The discovery of Russia is devastating SolarWinds Spy Campaign focus on the sophisticated supply chain diversion techniques of foreign intelligence hackers from Moscow. But it is now evident that throughout this SolarWinds spying and its fallout, another group of Kremlin hackers kept up with their usual daily grind, using basic but often effective techniques to open up virtually any vulnerable network they could find in the United States and on the internet around the world. .

On Thursday, the NSA, FBI, DHS Cybersecurity and Infrastructure Security Agency and the UK’s National Cybersecurity Center released a joint council warning of hundreds of hacker intrusion attempts around the world, all carried out by unit 26165 of the Russian military intelligence agency GRU, also widely known as the Fancy Bear or APT28. The hacking campaign targeted a wide range of organizations, including government and military agencies, defense contractors, political parties and consultancies, logistics companies, energy companies, universities, law firms and media companies. In other words, virtually all areas of interest on the Internet.

The hack campaign used relatively basic techniques against these targets, mass guessing usernames and passwords to gain initial access. But cybersecurity agencies warn that the Fancy Bear campaign has nonetheless managed to break through several entities and exfiltrate emails, and that is not over. “This long campaign of brute force to collect and exfiltrate data, access credentials and more, is likely underway, globally,” wrote NSA cybersecurity director Rob Joyce in a press release accompanying the notice.

GRU Unit 26165, more than the SVR intelligence agency spies who led the SolarWinds campaign, has a highly disruptive hacking history. Fancy Bear was behind the hack and leak operations that have targeted everyone from the Democratic National Committee and the Clinton campaign in 2016 at International Olympic Organizing Committee and World Anti-Doping Agency. But there is still no reason to believe that the intentions of this latest effort go beyond traditional espionage, says John Hultquist, vice president of security firm Mandiant and longtime GRU tracker.

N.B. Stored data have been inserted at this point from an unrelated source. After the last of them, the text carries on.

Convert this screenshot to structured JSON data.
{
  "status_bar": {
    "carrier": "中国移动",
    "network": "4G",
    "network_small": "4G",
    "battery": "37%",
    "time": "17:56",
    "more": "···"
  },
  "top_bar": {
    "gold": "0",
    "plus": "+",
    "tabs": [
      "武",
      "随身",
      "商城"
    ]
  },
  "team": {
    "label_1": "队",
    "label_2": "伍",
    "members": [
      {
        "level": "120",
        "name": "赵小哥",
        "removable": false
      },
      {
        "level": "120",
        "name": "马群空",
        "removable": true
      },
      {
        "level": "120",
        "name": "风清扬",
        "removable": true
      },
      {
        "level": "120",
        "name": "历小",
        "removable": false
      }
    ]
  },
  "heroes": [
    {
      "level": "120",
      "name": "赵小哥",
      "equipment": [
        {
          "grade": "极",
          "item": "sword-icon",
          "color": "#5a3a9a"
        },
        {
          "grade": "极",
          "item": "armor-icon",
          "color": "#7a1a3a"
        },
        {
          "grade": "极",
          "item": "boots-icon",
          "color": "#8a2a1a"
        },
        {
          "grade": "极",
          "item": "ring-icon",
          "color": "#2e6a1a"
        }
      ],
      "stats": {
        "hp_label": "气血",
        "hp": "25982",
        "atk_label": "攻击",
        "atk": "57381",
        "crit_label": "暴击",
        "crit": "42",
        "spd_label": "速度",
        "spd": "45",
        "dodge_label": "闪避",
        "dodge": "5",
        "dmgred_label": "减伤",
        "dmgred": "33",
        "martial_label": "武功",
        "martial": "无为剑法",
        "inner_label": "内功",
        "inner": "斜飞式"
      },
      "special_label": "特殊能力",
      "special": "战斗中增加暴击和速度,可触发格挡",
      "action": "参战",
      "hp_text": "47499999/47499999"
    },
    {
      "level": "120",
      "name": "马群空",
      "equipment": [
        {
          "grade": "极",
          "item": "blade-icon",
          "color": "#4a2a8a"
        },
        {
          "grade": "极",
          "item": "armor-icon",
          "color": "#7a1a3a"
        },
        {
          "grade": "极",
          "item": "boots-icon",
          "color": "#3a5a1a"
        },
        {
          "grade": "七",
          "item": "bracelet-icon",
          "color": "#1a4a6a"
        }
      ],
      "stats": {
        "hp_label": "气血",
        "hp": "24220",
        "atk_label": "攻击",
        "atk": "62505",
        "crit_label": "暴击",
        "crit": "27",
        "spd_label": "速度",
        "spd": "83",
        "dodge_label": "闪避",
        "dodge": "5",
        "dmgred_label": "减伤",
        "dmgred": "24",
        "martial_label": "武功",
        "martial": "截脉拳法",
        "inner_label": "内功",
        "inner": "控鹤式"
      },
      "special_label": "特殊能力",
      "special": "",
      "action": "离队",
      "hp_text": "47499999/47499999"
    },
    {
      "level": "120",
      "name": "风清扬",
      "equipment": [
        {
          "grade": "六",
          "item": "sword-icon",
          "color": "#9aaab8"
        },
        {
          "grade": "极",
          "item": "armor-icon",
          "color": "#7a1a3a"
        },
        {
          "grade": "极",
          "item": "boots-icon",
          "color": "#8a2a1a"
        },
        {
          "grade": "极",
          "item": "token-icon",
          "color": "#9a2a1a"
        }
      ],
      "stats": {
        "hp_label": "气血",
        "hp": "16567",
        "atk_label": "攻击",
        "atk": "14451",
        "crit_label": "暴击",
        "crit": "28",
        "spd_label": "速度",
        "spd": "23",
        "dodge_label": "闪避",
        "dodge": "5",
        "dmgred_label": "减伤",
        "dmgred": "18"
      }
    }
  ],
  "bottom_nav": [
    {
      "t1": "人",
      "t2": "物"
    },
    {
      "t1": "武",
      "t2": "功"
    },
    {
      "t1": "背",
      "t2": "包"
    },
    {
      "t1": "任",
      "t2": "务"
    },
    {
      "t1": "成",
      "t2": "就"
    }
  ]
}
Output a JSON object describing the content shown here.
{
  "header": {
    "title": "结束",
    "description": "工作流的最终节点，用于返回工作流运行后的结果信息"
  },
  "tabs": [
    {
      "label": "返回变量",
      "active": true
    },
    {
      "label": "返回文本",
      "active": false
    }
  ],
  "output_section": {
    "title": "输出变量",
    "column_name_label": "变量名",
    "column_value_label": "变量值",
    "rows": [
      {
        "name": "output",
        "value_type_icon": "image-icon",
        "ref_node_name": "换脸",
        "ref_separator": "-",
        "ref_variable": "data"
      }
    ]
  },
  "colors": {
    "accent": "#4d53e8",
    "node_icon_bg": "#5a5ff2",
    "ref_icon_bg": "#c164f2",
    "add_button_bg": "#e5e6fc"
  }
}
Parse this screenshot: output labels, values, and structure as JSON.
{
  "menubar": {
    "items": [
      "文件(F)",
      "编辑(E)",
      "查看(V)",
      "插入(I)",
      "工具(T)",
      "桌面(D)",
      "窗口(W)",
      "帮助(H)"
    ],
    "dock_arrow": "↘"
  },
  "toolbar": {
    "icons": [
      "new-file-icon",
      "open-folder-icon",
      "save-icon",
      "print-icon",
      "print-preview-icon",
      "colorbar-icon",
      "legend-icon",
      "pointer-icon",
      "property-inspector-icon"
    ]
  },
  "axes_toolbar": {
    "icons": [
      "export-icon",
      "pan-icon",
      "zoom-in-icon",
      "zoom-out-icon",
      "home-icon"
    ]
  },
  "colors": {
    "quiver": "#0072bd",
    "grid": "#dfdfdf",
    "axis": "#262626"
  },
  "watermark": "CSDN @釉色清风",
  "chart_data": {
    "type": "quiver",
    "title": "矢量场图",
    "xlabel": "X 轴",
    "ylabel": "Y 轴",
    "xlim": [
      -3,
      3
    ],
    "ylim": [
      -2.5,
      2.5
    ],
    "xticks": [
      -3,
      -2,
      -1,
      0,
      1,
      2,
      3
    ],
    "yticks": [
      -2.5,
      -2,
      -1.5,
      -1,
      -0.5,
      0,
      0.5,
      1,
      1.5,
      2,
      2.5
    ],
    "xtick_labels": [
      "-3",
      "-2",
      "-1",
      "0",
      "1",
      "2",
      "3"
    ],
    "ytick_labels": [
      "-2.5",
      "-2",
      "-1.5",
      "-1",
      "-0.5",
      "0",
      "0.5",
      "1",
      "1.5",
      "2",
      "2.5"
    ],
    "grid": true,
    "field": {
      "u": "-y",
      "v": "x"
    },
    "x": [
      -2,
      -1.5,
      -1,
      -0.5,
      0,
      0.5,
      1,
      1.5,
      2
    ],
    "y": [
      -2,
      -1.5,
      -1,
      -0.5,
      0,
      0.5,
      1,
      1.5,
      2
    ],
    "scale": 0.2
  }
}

“These intrusions don’t necessarily portend shenanigans we think of when we think of the GRU,” Hultquist explains. But that doesn’t mean the hacking campaign isn’t important. He sees the joint advisory, which names IP addresses and malware used by hackers, as an attempt to add “friction” to a successful intrusion operation. “It’s a good reminder that the GRU is still out there, carrying out this kind of activity, and it seems to be focusing on more classic espionage targets like policymakers, diplomats and the defense industry. . “

The inclusion of targets from the energy sector in this hacking campaign raises an additional red flag, especially since another GRU hacking team, Sandworm, remains the only hacker to have triggered real blackouts, sabotage of Ukrainian electric utilities in 2015 and 2016. The Department of Energy gave a separate warning in early 2020 that hackers targeted an American “energy entity” just before Christmas in 2019. This notice included IP addresses that were later associated with GRU 26165, such as first reported by WIRED last year. “I’m always worried when I see GRU in the energy business,” Hultquist says. Even so, he still sees simple espionage as a likely motivation. “It’s important to remember that Russia is a petro-state. They’re very interested in the energy sector. This will be part of their intelligence gathering requirements.”

The GRU’s brute-force hack may be ‘opportunistic’ rather than targeted, argues Joe Slowik, who heads intelligence at security firm Gigamon and first spotted the link between the Energy Ministry alert and the GRU. He postulates that the team can simply access any network they can find before passing that access to other Kremlin hackers with more specific missions, like espionage or disruption. “They are responsible for ‘going ahead and providing us with access points in organizations of interest,’” says Slowik. “Then they either sit on it or pass it on to parties that deal with more involved intrusions, depending on how much access they can find.”